Google’s new AI wants to decode dolphin-speak — and it might actually work. Forget translating Spanish or French — Google’s next big language project might just be dolphin. No, seriously.
The company has just announced DolphinGemma, a foundational AI model built to understand and recreate the complex sounds dolphins make — and they’re not gatekeeping it. Google says the model will be released as open-source later this summer, so researchers and ocean nerds everywhere can join in the decoding mission. Not just another AI flex — this one's been four decades in the making While this sounds straight out of a Pixar plot, DolphinGemma’s roots go deep. The AI has been trained using real-world data from the Wild Dolphin Project (WDP) — a non-profit that’s been doing underwater research on Atlantic spotted dolphins in the Bahamas since 1985. That’s nearly four decades of dolphin drama, recorded and analysed.
The WDP has been observing how dolphins communicate naturally — not in tanks or labs, but out in the wild. By diving with them (literally), the team has figured out how certain sounds match up with specific behaviours. So when a dolphin clicks, whistles or bursts out a pulse, there’s a good chance it means something — and now, thanks to AI, we might finally figure out what.

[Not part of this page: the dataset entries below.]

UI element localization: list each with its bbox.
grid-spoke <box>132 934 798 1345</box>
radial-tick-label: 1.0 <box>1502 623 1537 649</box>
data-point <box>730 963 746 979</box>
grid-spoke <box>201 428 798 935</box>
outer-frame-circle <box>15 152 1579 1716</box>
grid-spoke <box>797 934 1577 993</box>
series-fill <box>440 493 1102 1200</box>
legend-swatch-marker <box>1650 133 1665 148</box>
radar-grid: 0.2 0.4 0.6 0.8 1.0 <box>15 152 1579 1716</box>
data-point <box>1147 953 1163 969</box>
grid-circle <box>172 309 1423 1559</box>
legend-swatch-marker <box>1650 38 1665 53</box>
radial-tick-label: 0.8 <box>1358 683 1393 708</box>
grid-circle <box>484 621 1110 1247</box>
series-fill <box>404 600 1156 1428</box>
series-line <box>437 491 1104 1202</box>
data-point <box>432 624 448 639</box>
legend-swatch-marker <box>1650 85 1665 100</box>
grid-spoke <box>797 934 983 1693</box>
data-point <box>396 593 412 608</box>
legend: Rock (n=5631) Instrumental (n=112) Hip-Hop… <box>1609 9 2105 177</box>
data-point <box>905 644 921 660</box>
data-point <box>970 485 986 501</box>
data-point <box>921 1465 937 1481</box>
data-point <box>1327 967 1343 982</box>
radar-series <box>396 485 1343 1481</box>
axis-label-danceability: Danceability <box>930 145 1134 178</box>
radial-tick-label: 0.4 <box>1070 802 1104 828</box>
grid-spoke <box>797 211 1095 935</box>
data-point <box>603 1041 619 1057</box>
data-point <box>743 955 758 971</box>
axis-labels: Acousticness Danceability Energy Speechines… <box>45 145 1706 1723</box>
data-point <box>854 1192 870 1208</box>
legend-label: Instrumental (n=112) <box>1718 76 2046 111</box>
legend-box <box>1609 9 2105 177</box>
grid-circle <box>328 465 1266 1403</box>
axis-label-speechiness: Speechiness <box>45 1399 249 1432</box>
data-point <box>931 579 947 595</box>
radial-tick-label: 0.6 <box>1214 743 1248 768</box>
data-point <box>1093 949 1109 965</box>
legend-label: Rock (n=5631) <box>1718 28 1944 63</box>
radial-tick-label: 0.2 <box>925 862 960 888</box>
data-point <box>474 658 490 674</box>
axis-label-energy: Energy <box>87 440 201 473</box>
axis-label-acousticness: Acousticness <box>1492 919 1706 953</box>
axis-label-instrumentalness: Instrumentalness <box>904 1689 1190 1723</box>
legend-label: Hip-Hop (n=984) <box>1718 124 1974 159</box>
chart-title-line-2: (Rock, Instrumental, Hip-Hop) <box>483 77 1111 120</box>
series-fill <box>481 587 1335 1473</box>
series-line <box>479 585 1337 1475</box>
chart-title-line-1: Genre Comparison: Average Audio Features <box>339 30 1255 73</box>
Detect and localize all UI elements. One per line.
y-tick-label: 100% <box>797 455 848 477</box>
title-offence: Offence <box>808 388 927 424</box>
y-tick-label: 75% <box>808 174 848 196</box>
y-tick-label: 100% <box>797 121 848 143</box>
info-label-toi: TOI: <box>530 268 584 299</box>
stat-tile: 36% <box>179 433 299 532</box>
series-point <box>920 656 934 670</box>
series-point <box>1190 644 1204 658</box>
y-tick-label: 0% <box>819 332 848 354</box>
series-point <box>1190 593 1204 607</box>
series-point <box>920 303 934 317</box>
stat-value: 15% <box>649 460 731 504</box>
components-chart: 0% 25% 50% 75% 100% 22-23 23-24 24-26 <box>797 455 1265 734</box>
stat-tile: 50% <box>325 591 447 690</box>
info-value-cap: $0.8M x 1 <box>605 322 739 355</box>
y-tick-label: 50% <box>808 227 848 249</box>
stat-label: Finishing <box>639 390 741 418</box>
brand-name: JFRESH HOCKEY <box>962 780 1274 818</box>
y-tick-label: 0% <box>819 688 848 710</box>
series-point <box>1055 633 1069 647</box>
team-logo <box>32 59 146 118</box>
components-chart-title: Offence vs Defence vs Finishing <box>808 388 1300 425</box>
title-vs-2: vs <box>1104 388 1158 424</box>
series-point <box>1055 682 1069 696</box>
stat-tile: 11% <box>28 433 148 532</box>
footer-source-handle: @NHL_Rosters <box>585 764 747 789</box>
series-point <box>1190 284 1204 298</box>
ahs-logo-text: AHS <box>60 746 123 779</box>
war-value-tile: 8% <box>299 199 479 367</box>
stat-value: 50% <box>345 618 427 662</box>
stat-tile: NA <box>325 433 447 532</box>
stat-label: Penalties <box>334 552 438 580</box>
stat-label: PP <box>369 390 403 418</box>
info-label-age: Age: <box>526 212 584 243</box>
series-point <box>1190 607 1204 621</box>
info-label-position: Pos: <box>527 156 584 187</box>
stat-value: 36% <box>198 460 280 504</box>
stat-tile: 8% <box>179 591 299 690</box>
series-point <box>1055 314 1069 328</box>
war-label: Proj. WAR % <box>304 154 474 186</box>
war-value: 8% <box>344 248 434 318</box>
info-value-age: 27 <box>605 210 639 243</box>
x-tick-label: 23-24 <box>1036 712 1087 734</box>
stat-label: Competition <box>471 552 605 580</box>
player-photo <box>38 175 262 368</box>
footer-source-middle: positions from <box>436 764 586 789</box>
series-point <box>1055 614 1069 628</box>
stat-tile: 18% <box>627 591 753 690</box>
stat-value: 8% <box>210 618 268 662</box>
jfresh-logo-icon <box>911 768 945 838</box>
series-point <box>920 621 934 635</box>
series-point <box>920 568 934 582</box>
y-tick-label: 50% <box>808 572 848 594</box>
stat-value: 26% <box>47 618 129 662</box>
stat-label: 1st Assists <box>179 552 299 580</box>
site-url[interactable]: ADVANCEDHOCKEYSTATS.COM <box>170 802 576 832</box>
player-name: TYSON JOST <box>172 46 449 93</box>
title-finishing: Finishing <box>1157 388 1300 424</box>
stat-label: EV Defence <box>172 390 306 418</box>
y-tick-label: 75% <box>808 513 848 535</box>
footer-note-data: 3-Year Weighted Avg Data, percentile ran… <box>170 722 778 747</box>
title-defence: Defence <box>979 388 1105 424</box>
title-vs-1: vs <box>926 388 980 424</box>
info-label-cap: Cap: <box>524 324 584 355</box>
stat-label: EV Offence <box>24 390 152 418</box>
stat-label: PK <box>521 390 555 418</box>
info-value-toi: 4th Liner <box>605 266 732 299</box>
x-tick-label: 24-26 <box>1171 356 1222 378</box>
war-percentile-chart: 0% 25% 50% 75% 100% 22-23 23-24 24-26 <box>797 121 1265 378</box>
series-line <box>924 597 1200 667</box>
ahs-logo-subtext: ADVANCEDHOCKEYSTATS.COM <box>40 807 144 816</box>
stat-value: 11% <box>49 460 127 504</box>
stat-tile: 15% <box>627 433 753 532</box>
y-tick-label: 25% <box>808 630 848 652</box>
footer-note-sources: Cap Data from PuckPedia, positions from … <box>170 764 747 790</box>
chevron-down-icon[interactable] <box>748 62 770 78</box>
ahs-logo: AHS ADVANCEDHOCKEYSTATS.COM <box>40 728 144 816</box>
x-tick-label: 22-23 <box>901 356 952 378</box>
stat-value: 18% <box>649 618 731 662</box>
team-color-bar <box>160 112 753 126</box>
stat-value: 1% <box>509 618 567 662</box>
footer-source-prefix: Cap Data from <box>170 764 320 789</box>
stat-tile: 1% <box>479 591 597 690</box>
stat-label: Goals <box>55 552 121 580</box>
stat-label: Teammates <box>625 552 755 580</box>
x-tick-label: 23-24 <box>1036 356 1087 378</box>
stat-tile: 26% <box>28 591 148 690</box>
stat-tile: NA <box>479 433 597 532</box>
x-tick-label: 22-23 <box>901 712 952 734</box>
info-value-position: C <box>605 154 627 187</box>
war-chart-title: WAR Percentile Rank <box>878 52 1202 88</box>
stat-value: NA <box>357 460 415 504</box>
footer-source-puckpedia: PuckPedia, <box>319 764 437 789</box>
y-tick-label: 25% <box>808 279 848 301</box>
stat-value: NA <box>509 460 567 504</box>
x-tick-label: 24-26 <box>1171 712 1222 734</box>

The tech that makes it tick
So how does DolphinGemma actually work? Google’s using its SoundStream tokenizer to break down dolphin sounds into data that the AI can understand and learn from. Then, with a model trained for complex sound sequences, it can generate entirely new dolphin-like sounds. Think of it as Google Translate, but for squeaks.
The model isn’t massive in AI terms — it has 400 million parameters — but it’s been optimised to run even on Pixel phones, which WDP field researchers use in the wild. Basically, this tech is small enough to go swimming.
Can we talk to dolphins now?
Not quite — but this is a huge step toward understanding one of the most complex animal communication systems on the planet. Dolphins don’t just make random noises — researchers believe their clicks, whistles and pulses carry meaning, possibly even structured like a language.
The problem? We’ve never had the right tools to decode it all. That’s where DolphinGemma steps in. With the help of AI, scientists can now study those sounds at scale — spotting patterns, linking them to behaviours, and maybe one day, cracking the code of inter-species communication.
It’s not just about chatting with dolphins for fun. Understanding how non-human animals communicate could reshape how we view intelligence and consciousness, and even how we build future AI systems that can better understand context, emotion, and nuance — not just in humans, but in other species too.
So no, we’re not doing real-time dolphin Duolingo just yet. But with DolphinGemma, we’ve officially entered our “talking to animals” era — powered by AI.